Am 12. Mai 1841
[1.83.1] Seth aber verstand nun gar wohl die Rede Henochs über die Stummheit der Kinder des Abends und die entschuldigende des Adams und sagte endlich:
[1.83.2] „O Vater, o Henoch, nun ist mir alles klar! Ihr beide, du, geliebter Vater, und du, geliebter Sohn, werdet mir wohl vergeben meinen ängstlichen Irrtum; aber wird mir solches wohl auch der Herr tun, gegen dessen allerheiligstes Wort ich im eigentlichsten Sinne des Wortes geeifert habe? Wie werde ich da Vergebung erlangen?
[1.83.3] Es war schon licht geworden in meiner Seele, und ich gewahrte schon gar deutlich ein neues, wahres Leben erstehen in meinem Herzen; allein nun gewahre ich nur zu gewiss wieder Nacht und Tod in meinen Eingeweiden!
[1.83.4] Wahrlich, es werden die Kinder des Abends und der Mitternacht zu reden anfangen, als wären sie aus der Sonnenmitte hervorgegangen; ich aber werde stummer sein denn ein Stein in der Meerestiefe, da ich meine Zunge verwendete zum Widerspruch, wo ich sie hätte zum ewigen Dank verwenden sollen! Nicht einmal der liebe Henoch sollte an mich Worte des Lebens aus der Höhe richten, sondern alles nur der Asmahael! O großer Gott, wie ungeheuer groß muss meine Sünde vor Dir sein, da Du sogar um meiner Hartnäckigkeit willen als der Herr alles Lebens dem Henoch vor mir nichts zu reden gebotest, sondern allein dem Asmahael, dass dieser mich belehre über alle meine Irrtümer!
[1.83.5] O wehe mir, so mich der Herr nicht mehr ansehen möchte in Seiner Erbarmung! Wer wird mich dann erretten aus der Nacht des Todes?
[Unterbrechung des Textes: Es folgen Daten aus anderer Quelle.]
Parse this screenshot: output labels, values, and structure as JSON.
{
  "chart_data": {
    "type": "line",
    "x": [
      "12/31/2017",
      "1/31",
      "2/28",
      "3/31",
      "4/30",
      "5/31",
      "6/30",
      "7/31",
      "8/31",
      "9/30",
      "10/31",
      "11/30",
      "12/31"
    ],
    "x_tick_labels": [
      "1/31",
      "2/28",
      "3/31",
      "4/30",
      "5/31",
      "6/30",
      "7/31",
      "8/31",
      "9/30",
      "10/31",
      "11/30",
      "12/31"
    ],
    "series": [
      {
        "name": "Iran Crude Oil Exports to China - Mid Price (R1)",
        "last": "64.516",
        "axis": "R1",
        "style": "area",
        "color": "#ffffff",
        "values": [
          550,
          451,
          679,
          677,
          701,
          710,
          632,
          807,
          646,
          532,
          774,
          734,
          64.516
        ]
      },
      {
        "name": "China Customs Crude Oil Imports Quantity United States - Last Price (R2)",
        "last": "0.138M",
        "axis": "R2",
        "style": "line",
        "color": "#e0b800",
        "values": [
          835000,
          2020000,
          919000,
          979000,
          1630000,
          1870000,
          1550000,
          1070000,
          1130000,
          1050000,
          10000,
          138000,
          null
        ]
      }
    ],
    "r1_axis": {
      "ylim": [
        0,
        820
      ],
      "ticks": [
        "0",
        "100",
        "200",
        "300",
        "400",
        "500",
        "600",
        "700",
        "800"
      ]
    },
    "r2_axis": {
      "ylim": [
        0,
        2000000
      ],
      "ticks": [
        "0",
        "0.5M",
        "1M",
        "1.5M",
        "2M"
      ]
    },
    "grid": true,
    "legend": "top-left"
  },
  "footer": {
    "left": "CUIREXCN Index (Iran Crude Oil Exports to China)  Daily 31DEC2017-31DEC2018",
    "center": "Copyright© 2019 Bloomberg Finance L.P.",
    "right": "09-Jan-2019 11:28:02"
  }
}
[1.83.6] O Herr, lasse immerhin Deinen Asmahael Worte voll jugendlicher Kraft in aller Fülle des Lebens an uns, die wir voll Stumpfheit und toten Sinnes sind, richten, und das vorzugsweise an mich; aber nur lasse darob die so hoch gesegnete Zunge Henochs nicht verstummen vor uns, und ganz besonders vor mir, damit niemand meinetwegen etwas verlieren möchte.
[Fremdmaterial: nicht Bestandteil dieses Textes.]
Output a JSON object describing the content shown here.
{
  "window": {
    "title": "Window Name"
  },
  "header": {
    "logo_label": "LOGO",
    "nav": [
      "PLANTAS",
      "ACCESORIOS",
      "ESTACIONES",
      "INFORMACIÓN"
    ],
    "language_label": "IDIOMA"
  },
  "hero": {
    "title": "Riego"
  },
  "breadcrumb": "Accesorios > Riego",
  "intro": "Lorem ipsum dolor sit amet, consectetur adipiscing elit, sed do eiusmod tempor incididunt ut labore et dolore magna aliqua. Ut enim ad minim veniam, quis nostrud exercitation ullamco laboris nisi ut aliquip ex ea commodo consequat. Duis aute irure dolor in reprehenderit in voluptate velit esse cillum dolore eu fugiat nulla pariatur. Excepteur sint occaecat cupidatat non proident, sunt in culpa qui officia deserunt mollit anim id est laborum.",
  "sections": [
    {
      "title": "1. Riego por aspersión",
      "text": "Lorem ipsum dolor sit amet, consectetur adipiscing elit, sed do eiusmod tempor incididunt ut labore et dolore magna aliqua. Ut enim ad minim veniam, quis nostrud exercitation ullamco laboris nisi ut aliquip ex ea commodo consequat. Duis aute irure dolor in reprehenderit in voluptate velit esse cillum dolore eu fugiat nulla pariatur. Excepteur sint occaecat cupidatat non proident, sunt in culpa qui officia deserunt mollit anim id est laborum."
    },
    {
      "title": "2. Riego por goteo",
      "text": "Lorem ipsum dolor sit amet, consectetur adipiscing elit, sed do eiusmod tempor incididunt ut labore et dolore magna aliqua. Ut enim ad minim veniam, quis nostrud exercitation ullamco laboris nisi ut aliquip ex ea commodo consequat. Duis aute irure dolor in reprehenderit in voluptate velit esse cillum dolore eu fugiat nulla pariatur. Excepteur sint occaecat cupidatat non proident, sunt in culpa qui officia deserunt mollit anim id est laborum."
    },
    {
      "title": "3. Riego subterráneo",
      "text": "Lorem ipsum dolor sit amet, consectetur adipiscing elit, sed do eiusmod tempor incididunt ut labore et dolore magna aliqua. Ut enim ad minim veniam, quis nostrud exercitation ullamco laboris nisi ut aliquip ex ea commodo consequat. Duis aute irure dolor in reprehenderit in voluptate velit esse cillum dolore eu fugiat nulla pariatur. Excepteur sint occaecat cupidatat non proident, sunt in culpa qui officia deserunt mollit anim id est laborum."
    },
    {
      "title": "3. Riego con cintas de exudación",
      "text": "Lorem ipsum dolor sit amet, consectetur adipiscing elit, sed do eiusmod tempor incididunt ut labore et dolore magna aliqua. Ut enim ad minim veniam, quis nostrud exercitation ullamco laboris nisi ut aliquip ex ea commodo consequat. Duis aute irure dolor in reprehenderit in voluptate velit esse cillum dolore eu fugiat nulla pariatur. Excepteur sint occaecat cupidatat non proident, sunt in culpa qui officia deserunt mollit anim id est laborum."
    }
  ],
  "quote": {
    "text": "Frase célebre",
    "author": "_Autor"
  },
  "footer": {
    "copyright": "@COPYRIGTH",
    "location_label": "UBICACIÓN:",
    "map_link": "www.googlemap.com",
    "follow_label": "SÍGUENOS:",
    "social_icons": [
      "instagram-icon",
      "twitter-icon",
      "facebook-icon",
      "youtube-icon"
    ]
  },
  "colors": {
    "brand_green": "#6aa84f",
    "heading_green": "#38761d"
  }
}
[1.83.7] O Herr, Gott und Vater, sei mir armem Toren voll Blindheit barmherzig und gnädig! Amen.“
[1.83.8] Nach dem aber erhob sich auf Mein Geheiß alsobald der Henoch und fing an, aus Mir folgende Kraftworte an den Seth und auch an alle zu richten, sagend:
[1.83.9] „O lieber Vater Seth, siehe, wo ist der Mensch, so ihn ein Irrtum gefangen hat, dass er sich möchte helfen in der Mitte des Irrtums?! Da er spricht, spricht er wie im Traum; da er handelt, handelt er wie ein Blinder; da er geht, geht er, als hätte er keine Knochen in den Füßen; da er stehen möchte, da fällt er wie einer im Wirbelschwindel; will er wieder erstehen, da mag er seine Füße nicht zurechtbringen; und will er sehen und hören, da sieht und hört er den Schatten statt der Sache und den leeren Schall statt des lebendigen Wortes.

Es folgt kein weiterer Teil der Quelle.